Currie was also a member of the BC Lions and Hamilton Tiger-Cats.

==Early life==
Currie attended Richland Northeast High School in Columbia, South Carolina, and was a letterman in football and track. In track, he was the South Carolina state champion on the 200 and the 400 meter dashes, and ran a personal best of 10.22 seconds on the 100 meter dash.

==College career==
Currie attended Clemson University and was a letterman in football and track. In track, he was a three-time All-Atlantic Coast Conference selection, and as a senior, he won the NCAA Regional East title on the 100 meter dash.

===Track and field===
Currie was also a track star.
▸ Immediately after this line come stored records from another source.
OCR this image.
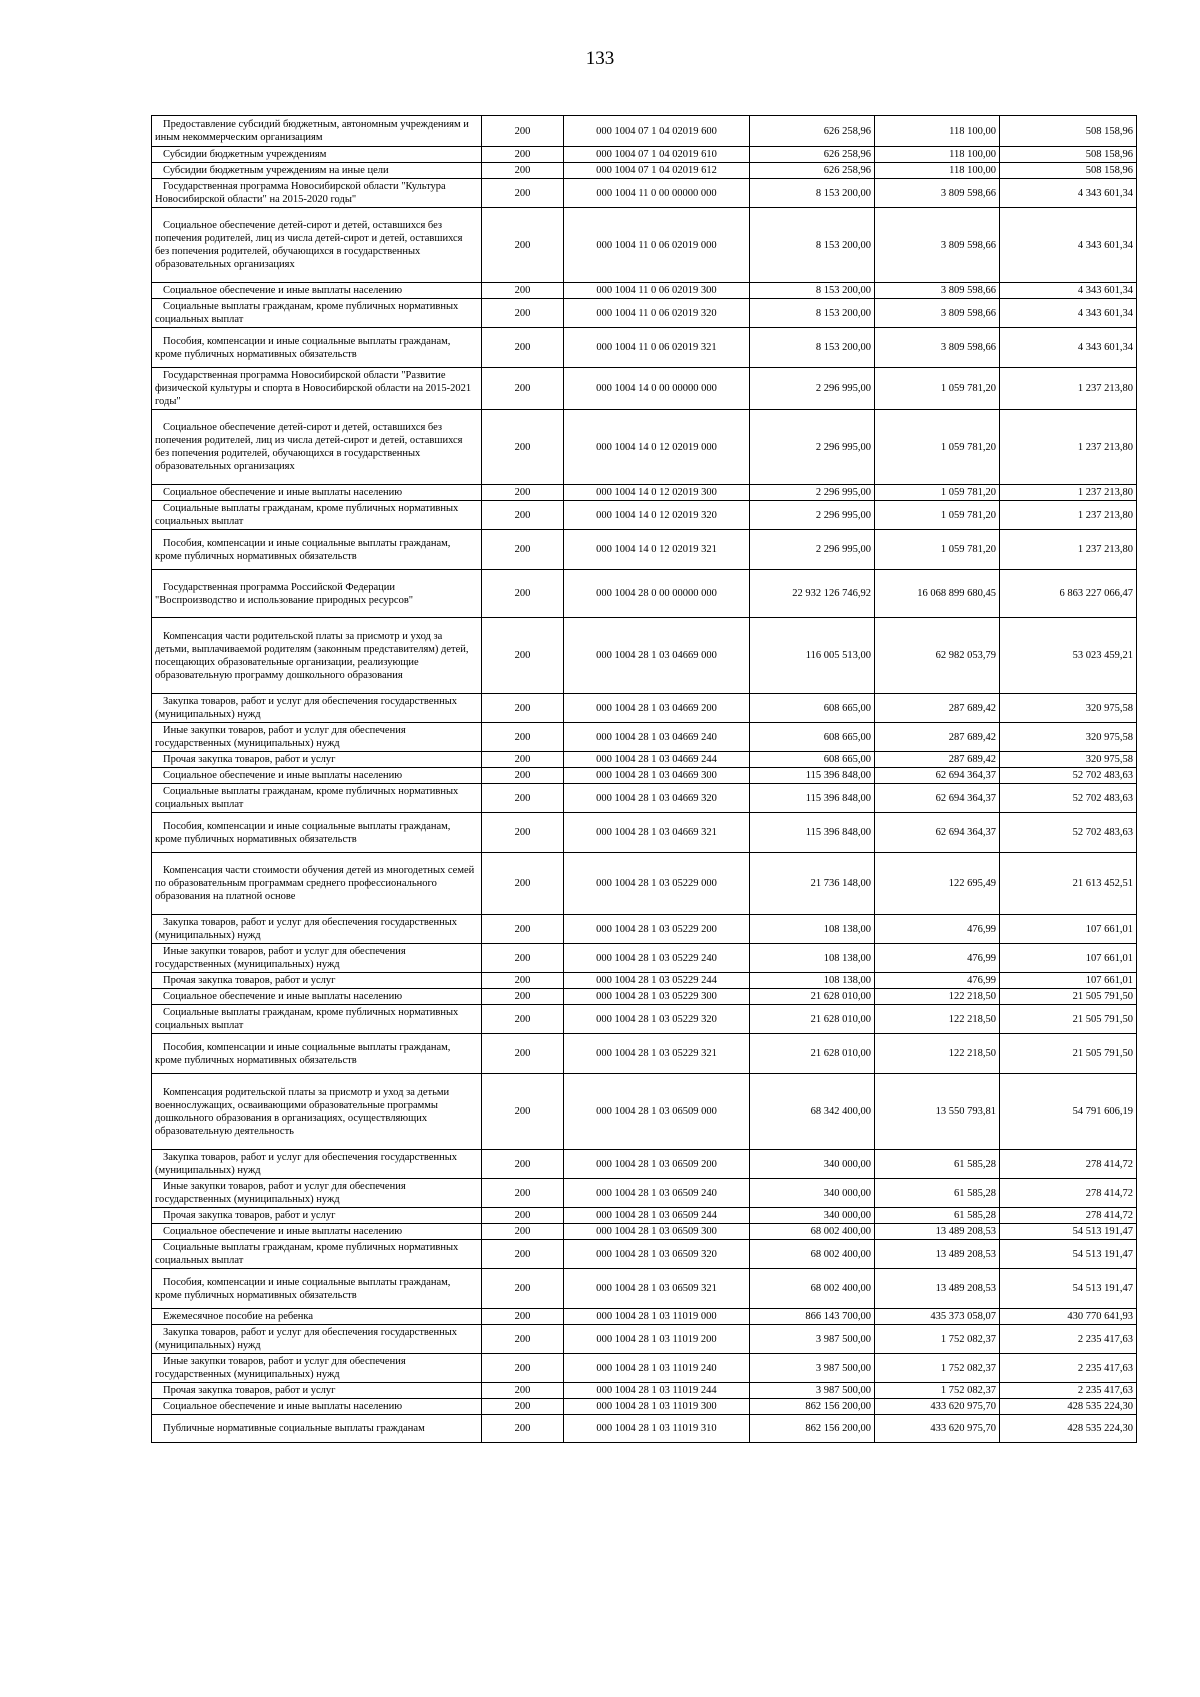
133
Предоставление субсидий бюджетным, автономным учреждениям и иным некоммерческим организациям	200	000 1004 07 1 04 02019 600	626 258,96	118 100,00	508 158,96
Субсидии бюджетным учреждениям	200	000 1004 07 1 04 02019 610	626 258,96	118 100,00	508 158,96
Субсидии бюджетным учреждениям на иные цели	200	000 1004 07 1 04 02019 612	626 258,96	118 100,00	508 158,96
Государственная программа Новосибирской области "Культура Новосибирской области" на 2015-2020 годы"	200	000 1004 11 0 00 00000 000	8 153 200,00	3 809 598,66	4 343 601,34
Социальное обеспечение детей-сирот и детей, оставшихся без попечения родителей, лиц из числа детей-сирот и детей, оставшихся без попечения родителей, обучающихся в государственных образовательных организациях	200	000 1004 11 0 06 02019 000	8 153 200,00	3 809 598,66	4 343 601,34
Социальное обеспечение и иные выплаты населению	200	000 1004 11 0 06 02019 300	8 153 200,00	3 809 598,66	4 343 601,34
Социальные выплаты гражданам, кроме публичных нормативных социальных выплат	200	000 1004 11 0 06 02019 320	8 153 200,00	3 809 598,66	4 343 601,34
Пособия, компенсации и иные социальные выплаты гражданам, кроме публичных нормативных обязательств	200	000 1004 11 0 06 02019 321	8 153 200,00	3 809 598,66	4 343 601,34
Государственная программа Новосибирской области "Развитие физической культуры и спорта в Новосибирской области на 2015-2021 годы"	200	000 1004 14 0 00 00000 000	2 296 995,00	1 059 781,20	1 237 213,80
Социальное обеспечение детей-сирот и детей, оставшихся без попечения родителей, лиц из числа детей-сирот и детей, оставшихся без попечения родителей, обучающихся в государственных образовательных организациях	200	000 1004 14 0 12 02019 000	2 296 995,00	1 059 781,20	1 237 213,80
Социальное обеспечение и иные выплаты населению	200	000 1004 14 0 12 02019 300	2 296 995,00	1 059 781,20	1 237 213,80
Социальные выплаты гражданам, кроме публичных нормативных социальных выплат	200	000 1004 14 0 12 02019 320	2 296 995,00	1 059 781,20	1 237 213,80
Пособия, компенсации и иные социальные выплаты гражданам, кроме публичных нормативных обязательств	200	000 1004 14 0 12 02019 321	2 296 995,00	1 059 781,20	1 237 213,80
Государственная программа Российской Федерации "Воспроизводство и использование природных ресурсов"	200	000 1004 28 0 00 00000 000	22 932 126 746,92	16 068 899 680,45	6 863 227 066,47
Компенсация части родительской платы за присмотр и уход за детьми, выплачиваемой родителям (законным представителям) детей, посещающих образовательные организации, реализующие образовательную программу дошкольного образования	200	000 1004 28 1 03 04669 000	116 005 513,00	62 982 053,79	53 023 459,21
Закупка товаров, работ и услуг для обеспечения государственных (муниципальных) нужд	200	000 1004 28 1 03 04669 200	608 665,00	287 689,42	320 975,58
Иные закупки товаров, работ и услуг для обеспечения государственных (муниципальных) нужд	200	000 1004 28 1 03 04669 240	608 665,00	287 689,42	320 975,58
Прочая закупка товаров, работ и услуг	200	000 1004 28 1 03 04669 244	608 665,00	287 689,42	320 975,58
Социальное обеспечение и иные выплаты населению	200	000 1004 28 1 03 04669 300	115 396 848,00	62 694 364,37	52 702 483,63
Социальные выплаты гражданам, кроме публичных нормативных социальных выплат	200	000 1004 28 1 03 04669 320	115 396 848,00	62 694 364,37	52 702 483,63
Пособия, компенсации и иные социальные выплаты гражданам, кроме публичных нормативных обязательств	200	000 1004 28 1 03 04669 321	115 396 848,00	62 694 364,37	52 702 483,63
Компенсация части стоимости обучения детей из многодетных семей по образовательным программам среднего профессионального образования на платной основе	200	000 1004 28 1 03 05229 000	21 736 148,00	122 695,49	21 613 452,51
Закупка товаров, работ и услуг для обеспечения государственных (муниципальных) нужд	200	000 1004 28 1 03 05229 200	108 138,00	476,99	107 661,01
Иные закупки товаров, работ и услуг для обеспечения государственных (муниципальных) нужд	200	000 1004 28 1 03 05229 240	108 138,00	476,99	107 661,01
Прочая закупка товаров, работ и услуг	200	000 1004 28 1 03 05229 244	108 138,00	476,99	107 661,01
Социальное обеспечение и иные выплаты населению	200	000 1004 28 1 03 05229 300	21 628 010,00	122 218,50	21 505 791,50
Социальные выплаты гражданам, кроме публичных нормативных социальных выплат	200	000 1004 28 1 03 05229 320	21 628 010,00	122 218,50	21 505 791,50
Пособия, компенсации и иные социальные выплаты гражданам, кроме публичных нормативных обязательств	200	000 1004 28 1 03 05229 321	21 628 010,00	122 218,50	21 505 791,50
Компенсация родительской платы за присмотр и уход за детьми военнослужащих, осваивающими образовательные программы дошкольного образования в организациях, осуществляющих образовательную деятельность	200	000 1004 28 1 03 06509 000	68 342 400,00	13 550 793,81	54 791 606,19
Закупка товаров, работ и услуг для обеспечения государственных (муниципальных) нужд	200	000 1004 28 1 03 06509 200	340 000,00	61 585,28	278 414,72
Иные закупки товаров, работ и услуг для обеспечения государственных (муниципальных) нужд	200	000 1004 28 1 03 06509 240	340 000,00	61 585,28	278 414,72
Прочая закупка товаров, работ и услуг	200	000 1004 28 1 03 06509 244	340 000,00	61 585,28	278 414,72
Социальное обеспечение и иные выплаты населению	200	000 1004 28 1 03 06509 300	68 002 400,00	13 489 208,53	54 513 191,47
Социальные выплаты гражданам, кроме публичных нормативных социальных выплат	200	000 1004 28 1 03 06509 320	68 002 400,00	13 489 208,53	54 513 191,47
Пособия, компенсации и иные социальные выплаты гражданам, кроме публичных нормативных обязательств	200	000 1004 28 1 03 06509 321	68 002 400,00	13 489 208,53	54 513 191,47
Ежемесячное пособие на ребенка	200	000 1004 28 1 03 11019 000	866 143 700,00	435 373 058,07	430 770 641,93
Закупка товаров, работ и услуг для обеспечения государственных (муниципальных) нужд	200	000 1004 28 1 03 11019 200	3 987 500,00	1 752 082,37	2 235 417,63
Иные закупки товаров, работ и услуг для обеспечения государственных (муниципальных) нужд	200	000 1004 28 1 03 11019 240	3 987 500,00	1 752 082,37	2 235 417,63
Прочая закупка товаров, работ и услуг	200	000 1004 28 1 03 11019 244	3 987 500,00	1 752 082,37	2 235 417,63
Социальное обеспечение и иные выплаты населению	200	000 1004 28 1 03 11019 300	862 156 200,00	433 620 975,70	428 535 224,30
Публичные нормативные социальные выплаты гражданам	200	000 1004 28 1 03 11019 310	862 156 200,00	433 620 975,70	428 535 224,30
He was a three-time All-Atlantic Coast Conference selection, and as a senior, he won the NCAA Regional East title on the 100 meter dash, posting a time of 10.22 seconds.

In 2004, he ran anchor for the Tigers' 4 × 100 meter relay team, which was ranked as the 14th-fastest time of that season. He also ran the 60 meters and 200 meters, posting personal bests of 6.79 seconds and 20.65 seconds, respectively.

- Personal bests

| Event | Time (seconds) | Venue | Date |
|---|---|---|---|
| 55 meters | 6.59 | Columbia, | January 12, 2013 |
| 60 meters | 6.79 | Chapel Hill, | February 22, 2003 |
| 100 meters | 10.22 | Clemson, | May 8, 2004 |
| 200 meters | 20.65 | Fairfax, | May 31, 2003 |

==Professional career==

Pre-draft measurables
| Height | Weight | 40-yard dash | 10-yard split | 20-yard split | 20-yard shuttle | Three-cone drill | Vertical jump | Broad jump |
| 5 ft 11 in (1.80 m) | 186 lb (84 kg) | 4.49 s | 1.63 s | 2.65 s | 4.07 s | 7.07 s | 38 in (0.97 m) | 10 ft 5 in (3.18 m) |
All values from NFL Combine

===Chicago Bears===
He was selected with the fourth pick of the fifth round of the 2005 NFL draft out of Clemson University. He spent his entire rookie season in 2005 with the Chicago Bears on injured reserve. In the 2006 season he was again placed on injured reserve on September 29, 2006, soon after playing his first NFL game. He was released on May 7, 2007.

===Hamilton Tiger-Cats===
Currie was signed by the Hamilton Tiger-Cats on April 9, 2009.